Implications of the gas price run-up
The run-up in natural gas prices poses some issues, which still need to play out. The low cost and extent of natural gas use affects critical areas within the energy industry. Some of the more prominent considerations follow:
- Electric generation: The impact of continually climbing gas prices will directly affect the domestic electric generation markets. If natural gas prices remain high or continue to increase, some gas plants based on availability and economics would presumably run less, while certain coal plants may run more. While most of the least-efficient coal plants have already shuttered, plants that remain open are well-equipped and positioned to take advantage of more expensive gas prices. In Europe, high gas prices coupled with lower wind generation (due to climate changes) have, for the first time since 2019, meant more coal is being used than natural gas.
- Customer bills: The near-term impact on customer bills is worrisome to many, especially as the colder season approaches. Most U.S. ratepayers who use natural gas will likely see a noticeable increase in their monthly bills as the cost of commodity is passed through directly to end users. Exact increases are hard to predict as they depend on the forward cost of natural gas and prevailing weather conditions, but some experts believe an increase of 30-40% greater than last year is possible. This will be a particularly challenging issue for low-income or income-qualified customers with limited energy budgets.
- Consumer prices: Higher customer bills may also mean a higher production cost that is passed on to consumers. So far many companies have yet to increase their costs to address the higher price of production, but that scenario may change. Additionally, since energy prices strongly contribute to the domestic economy, the impact on inflation may also be noted.
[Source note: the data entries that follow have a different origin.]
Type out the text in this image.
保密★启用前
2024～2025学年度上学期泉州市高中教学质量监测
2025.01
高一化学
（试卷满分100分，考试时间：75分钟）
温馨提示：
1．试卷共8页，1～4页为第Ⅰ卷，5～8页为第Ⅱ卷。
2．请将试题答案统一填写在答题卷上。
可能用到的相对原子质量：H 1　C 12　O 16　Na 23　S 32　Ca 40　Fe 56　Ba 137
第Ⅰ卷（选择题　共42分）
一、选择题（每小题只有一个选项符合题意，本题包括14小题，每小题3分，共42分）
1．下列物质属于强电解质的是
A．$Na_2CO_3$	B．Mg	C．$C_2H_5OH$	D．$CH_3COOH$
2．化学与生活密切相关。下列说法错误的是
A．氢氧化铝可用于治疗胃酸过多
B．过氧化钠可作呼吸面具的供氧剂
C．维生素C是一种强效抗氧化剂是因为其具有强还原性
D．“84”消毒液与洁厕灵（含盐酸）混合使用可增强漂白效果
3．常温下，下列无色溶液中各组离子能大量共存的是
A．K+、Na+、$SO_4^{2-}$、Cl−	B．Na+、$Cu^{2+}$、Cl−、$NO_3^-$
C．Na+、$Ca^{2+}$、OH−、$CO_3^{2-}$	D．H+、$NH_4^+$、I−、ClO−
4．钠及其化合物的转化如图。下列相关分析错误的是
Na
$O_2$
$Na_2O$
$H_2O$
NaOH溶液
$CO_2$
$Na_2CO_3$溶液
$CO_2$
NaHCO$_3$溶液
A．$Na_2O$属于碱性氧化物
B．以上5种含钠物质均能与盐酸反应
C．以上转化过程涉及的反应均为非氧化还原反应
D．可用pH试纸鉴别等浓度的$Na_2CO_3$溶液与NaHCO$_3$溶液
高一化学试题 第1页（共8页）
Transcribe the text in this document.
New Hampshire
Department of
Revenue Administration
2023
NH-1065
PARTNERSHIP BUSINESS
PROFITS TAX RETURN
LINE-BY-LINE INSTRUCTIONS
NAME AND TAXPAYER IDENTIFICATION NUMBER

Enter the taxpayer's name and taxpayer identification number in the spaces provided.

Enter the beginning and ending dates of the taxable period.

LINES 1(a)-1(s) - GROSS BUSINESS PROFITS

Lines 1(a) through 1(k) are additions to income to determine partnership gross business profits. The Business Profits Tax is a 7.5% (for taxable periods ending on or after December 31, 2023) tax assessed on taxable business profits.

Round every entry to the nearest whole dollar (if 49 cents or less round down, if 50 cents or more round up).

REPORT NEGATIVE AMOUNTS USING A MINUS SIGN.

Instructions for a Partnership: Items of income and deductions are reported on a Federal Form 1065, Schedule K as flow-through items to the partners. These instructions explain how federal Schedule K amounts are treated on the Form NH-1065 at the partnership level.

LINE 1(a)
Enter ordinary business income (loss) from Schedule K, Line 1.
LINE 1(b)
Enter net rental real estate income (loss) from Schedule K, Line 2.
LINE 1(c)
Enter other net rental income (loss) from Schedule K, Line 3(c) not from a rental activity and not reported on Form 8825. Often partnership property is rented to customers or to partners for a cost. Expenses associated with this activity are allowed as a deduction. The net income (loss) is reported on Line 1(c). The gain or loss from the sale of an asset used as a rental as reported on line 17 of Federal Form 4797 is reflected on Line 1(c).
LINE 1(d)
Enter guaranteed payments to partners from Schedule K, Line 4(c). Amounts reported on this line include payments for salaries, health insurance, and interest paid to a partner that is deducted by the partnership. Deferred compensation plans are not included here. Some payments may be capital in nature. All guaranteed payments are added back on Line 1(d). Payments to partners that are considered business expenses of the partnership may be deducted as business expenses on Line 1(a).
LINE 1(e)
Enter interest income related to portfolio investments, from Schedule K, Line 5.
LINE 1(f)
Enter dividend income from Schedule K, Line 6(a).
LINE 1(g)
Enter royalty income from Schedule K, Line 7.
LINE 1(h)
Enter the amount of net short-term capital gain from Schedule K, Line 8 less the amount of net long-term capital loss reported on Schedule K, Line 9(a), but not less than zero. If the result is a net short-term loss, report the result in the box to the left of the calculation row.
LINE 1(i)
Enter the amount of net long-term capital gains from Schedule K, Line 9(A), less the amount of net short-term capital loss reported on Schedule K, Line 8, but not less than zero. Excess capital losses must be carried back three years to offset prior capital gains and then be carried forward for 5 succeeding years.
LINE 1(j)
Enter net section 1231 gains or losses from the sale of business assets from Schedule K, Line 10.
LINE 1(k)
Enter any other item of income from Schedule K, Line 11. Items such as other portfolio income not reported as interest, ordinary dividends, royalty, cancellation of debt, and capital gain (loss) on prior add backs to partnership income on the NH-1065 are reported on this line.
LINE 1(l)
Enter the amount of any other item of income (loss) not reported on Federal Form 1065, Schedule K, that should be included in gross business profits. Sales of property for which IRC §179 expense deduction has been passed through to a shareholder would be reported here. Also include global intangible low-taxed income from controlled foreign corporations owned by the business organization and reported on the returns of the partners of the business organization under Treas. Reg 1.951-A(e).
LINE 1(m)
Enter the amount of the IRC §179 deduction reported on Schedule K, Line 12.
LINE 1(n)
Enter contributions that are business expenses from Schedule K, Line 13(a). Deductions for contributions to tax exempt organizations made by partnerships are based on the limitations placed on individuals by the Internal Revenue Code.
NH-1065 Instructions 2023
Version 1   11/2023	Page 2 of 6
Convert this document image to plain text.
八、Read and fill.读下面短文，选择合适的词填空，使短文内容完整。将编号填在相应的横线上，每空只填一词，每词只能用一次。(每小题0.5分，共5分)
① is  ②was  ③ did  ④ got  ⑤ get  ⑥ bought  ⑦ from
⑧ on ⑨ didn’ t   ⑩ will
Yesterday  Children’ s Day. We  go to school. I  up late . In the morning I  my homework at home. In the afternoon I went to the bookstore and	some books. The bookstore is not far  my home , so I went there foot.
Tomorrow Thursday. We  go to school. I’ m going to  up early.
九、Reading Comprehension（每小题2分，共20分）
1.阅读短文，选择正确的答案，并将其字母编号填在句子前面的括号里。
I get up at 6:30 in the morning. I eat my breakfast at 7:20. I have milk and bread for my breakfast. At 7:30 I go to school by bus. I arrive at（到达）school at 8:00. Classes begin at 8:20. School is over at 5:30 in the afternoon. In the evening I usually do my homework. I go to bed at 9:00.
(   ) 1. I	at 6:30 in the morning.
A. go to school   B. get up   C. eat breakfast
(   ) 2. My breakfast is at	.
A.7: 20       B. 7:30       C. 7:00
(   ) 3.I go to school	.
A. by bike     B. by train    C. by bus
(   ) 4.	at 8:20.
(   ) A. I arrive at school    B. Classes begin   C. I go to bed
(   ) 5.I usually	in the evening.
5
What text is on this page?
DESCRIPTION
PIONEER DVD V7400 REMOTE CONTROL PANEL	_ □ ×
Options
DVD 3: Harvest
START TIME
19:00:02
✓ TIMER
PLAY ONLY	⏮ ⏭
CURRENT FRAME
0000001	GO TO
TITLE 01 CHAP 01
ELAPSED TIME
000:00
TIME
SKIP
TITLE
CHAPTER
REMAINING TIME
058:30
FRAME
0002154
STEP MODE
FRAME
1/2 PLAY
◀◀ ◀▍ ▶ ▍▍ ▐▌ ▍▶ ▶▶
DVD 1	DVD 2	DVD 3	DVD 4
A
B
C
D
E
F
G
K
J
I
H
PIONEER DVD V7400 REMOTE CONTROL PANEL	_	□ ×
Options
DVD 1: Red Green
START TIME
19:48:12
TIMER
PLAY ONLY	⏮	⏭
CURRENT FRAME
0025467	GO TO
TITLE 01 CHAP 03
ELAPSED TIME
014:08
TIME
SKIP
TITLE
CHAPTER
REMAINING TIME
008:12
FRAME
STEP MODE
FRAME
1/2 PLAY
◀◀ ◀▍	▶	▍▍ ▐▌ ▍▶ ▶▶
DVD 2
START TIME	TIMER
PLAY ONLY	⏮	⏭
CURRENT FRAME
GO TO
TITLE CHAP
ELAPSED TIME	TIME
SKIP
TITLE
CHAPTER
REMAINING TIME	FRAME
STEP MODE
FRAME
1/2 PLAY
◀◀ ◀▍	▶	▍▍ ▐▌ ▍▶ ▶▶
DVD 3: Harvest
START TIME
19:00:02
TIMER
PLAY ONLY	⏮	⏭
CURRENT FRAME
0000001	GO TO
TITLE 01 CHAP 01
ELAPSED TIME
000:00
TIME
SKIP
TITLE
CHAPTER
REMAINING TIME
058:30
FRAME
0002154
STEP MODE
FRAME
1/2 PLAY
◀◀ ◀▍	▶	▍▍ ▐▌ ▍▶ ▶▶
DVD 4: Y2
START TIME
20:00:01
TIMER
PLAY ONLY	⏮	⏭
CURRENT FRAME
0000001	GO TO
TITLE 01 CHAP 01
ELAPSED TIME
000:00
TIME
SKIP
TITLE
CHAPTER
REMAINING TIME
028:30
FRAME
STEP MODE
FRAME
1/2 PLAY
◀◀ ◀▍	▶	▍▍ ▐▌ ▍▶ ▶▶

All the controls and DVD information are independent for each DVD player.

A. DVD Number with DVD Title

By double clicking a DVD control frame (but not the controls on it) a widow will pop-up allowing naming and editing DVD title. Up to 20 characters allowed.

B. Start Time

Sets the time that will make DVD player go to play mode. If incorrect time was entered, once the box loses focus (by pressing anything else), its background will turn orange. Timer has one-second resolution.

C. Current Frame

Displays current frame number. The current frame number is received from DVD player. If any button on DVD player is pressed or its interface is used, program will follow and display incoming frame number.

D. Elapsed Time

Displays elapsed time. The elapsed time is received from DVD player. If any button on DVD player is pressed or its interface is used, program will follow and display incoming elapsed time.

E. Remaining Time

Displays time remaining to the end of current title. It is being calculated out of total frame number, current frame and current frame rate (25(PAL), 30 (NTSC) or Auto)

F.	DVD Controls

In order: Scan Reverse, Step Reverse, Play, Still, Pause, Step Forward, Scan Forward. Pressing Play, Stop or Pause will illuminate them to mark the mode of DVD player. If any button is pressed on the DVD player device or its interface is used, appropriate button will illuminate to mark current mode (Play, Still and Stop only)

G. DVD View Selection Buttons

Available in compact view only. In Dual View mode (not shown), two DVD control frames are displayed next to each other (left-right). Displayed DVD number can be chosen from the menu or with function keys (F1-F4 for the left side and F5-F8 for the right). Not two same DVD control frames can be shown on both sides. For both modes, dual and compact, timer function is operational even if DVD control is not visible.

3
- Economics of energy efficiency and electrification: On the positive side, if natural gas prices continue to climb and stay high relative to the past decade, it will have a direct impact on energy efficiency markets in the U.S. Since most ratepayer-funded energy efficiency programs must pass a series of economic benefit-to-cost analytics, the larger the natural gas prices, the higher the avoided-cost economics for DSM investments. Regions where gas energy efficiency was challenged may find stronger economics moving forward. Even relative ROI and payback calculations will improve, pointing to greater rationale to invest in gas-based energy efficiency. And in states that are developing policies to encourage electrification as a means of achieving carbon reduction goals, the rise in gas prices will make electric substitution more economic.
Where do things go from here?
The jury is still out on where prices are headed. There seems to be some consensus that prices will stay at higher levels than previously seen, at least until the Spring 2022, when supply can catch up and the winter heating season is over.
The uncertainties impacting overall demand (domestic and global), ongoing impacts of the pandemic, and the behavior and economic reward of production companies to increase drilling will be central to the story. Additionally, a frigid winter could push prices higher, risking further shortages, possible industry shutdowns, and a likely hasty response from regulators and lawmakers.
Most industry experts agree that weather aside, the global energy and gas markets are likely to remain uncertain with supply and market demand becoming tighter and more challenging to forecast. And it is likely that as global electricity markets follow a path of shifting from fossil to clean energy, the path will be impacted by increasingly volatile markets and energy prices.